Collaboration is growing in power within our society. Our world is getting smaller, and we’re better off for it. We come together to provide aid to a country in desparate need, or come together to deliver or receive musical presents, which is at the heart of our humanity.
It’s been less than one year since Snake Rattle Rattle Snake played their first show, but what they’ve delivered in quality a short amount of time is most likely to sell-out the Snake Rattle Rattle Snake 5-song EP release at Hi-Dive (Friday, January 22) with an easy flick of the tongue.
The members of Snake Rattle Rattle Snake are proof positive of the collective nature of Denver’s musical community. Hayley Helmericks, lead singer and keyboardist, and guitarist Doug Spencer came from Monofog, bassist James Yardley from Hawks of Paradise, on dual percussion there’s Kit Pletzel of Mr. Pacman and Space Team Electra plus Andrew Warner from Red Cloud and Bad Luck City, along with Wilson Helmericks, Haley’s brother.
Some of those bands were still in existence last summer at Denver Post’s UMS, so these musicians werete bouncing around venues like cats on a hot tin roof.
Despite the myriad of musical influences from all their band backgrounds, the sheer ingenuity in sound Snake Rattle delivers is what has people within Denver and beyond clamoring to see them every time they play.

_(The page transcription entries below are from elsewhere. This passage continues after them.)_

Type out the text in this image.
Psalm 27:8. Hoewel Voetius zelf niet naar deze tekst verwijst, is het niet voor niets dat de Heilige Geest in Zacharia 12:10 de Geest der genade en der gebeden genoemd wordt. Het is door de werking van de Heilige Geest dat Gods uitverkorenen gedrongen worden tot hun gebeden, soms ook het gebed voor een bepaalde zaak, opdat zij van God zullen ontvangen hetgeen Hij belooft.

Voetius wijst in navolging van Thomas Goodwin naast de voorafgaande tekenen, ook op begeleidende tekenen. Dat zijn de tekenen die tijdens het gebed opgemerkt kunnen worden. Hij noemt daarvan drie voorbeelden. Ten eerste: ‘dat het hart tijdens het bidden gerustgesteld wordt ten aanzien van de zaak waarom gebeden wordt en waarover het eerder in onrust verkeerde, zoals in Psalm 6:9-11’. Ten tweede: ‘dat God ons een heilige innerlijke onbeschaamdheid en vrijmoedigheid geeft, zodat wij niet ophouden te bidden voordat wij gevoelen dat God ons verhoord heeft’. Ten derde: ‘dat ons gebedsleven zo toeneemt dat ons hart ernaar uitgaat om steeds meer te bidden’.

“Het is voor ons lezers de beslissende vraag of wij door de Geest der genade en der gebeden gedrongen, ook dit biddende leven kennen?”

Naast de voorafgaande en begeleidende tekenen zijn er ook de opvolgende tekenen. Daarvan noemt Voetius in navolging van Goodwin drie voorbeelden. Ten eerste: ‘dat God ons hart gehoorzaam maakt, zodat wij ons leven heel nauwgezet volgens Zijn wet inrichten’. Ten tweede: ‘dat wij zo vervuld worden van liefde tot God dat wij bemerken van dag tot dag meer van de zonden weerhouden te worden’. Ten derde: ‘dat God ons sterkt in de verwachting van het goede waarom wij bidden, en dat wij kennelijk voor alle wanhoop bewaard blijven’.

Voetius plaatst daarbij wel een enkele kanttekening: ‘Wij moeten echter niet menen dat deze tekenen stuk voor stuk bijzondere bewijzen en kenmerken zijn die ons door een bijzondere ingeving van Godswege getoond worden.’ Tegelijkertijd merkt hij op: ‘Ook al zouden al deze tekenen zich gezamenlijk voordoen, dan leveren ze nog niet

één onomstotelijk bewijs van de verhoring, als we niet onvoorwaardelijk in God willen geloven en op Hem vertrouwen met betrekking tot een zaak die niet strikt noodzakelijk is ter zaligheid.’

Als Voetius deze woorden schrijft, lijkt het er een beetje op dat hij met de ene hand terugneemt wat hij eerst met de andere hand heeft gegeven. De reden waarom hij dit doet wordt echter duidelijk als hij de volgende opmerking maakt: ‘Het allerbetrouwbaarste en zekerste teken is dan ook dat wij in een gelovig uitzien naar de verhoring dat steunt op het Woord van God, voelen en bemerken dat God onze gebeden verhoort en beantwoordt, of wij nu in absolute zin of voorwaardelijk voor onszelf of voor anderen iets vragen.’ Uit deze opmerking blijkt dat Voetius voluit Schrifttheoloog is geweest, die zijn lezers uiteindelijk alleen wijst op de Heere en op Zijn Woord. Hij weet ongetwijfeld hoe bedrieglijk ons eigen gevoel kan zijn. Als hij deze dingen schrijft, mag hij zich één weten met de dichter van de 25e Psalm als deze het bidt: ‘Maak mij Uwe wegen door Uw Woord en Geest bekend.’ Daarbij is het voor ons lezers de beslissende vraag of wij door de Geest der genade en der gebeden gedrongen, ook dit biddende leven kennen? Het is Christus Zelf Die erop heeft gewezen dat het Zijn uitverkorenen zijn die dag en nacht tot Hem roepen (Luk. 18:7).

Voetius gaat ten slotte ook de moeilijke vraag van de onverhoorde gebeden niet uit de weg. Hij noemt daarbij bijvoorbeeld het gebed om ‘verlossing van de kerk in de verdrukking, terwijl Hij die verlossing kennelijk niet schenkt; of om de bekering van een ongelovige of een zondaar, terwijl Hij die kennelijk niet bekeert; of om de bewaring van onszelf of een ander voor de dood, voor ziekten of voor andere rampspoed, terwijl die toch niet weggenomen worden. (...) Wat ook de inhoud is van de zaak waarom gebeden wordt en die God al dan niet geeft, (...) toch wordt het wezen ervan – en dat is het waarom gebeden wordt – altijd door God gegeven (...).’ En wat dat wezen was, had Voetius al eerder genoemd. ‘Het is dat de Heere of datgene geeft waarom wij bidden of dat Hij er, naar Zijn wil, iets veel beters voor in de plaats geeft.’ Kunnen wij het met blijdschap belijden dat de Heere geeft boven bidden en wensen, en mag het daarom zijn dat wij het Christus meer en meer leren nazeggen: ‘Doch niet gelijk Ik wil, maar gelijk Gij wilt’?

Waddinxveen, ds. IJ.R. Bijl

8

For starters, Helmericks maneuvers her vocals in a rare way that I can’t say I’ve heard in a long time, if ever. She’s able to make one shiver and sweat in one sitting. It’s as if she’s persuading the words themselves to dance with her, like the seductress in a Bond movie. Except SHE’S the one with the gun and the secret identity, having her martini shaken and sprayed all over the crowd. And they lap it up, intently following every move, every note, every chord.
While Helmericks commands the helm at center stage, this is a unified and choreographed orchestration by all members. Yardley’s bass weaves in and out of the highly palpable guitar sparks from Spencer and Wilson H., echoing at times with the eerie nature of a David Lynch film. The intensity gets to a breaking point and swoop, the precise cacophony of instrumentation and dual percussion from Warner and Pletzel slides down to a pin drop level, but muscles are still tense and isometric.
There’s definitely an opportunity to dance to Snake Rattle, but this about as rock as it gets. This dance requires complete surrender with eyes closed, letting the rhythms direct the head and body (and no, not fucking noodle dancing to fucking jam band crap), along with the willingness to be vibrated down to your spleen.
So if you’re more the quiet type, I would suggest standing closer to the bar at Hi-Dive, because I expect things pretty nuts when Snake Rattle Rattle Snake headlines this Friday, playing with Treeverb and Cannons. If you don’t have tickets already, get on it.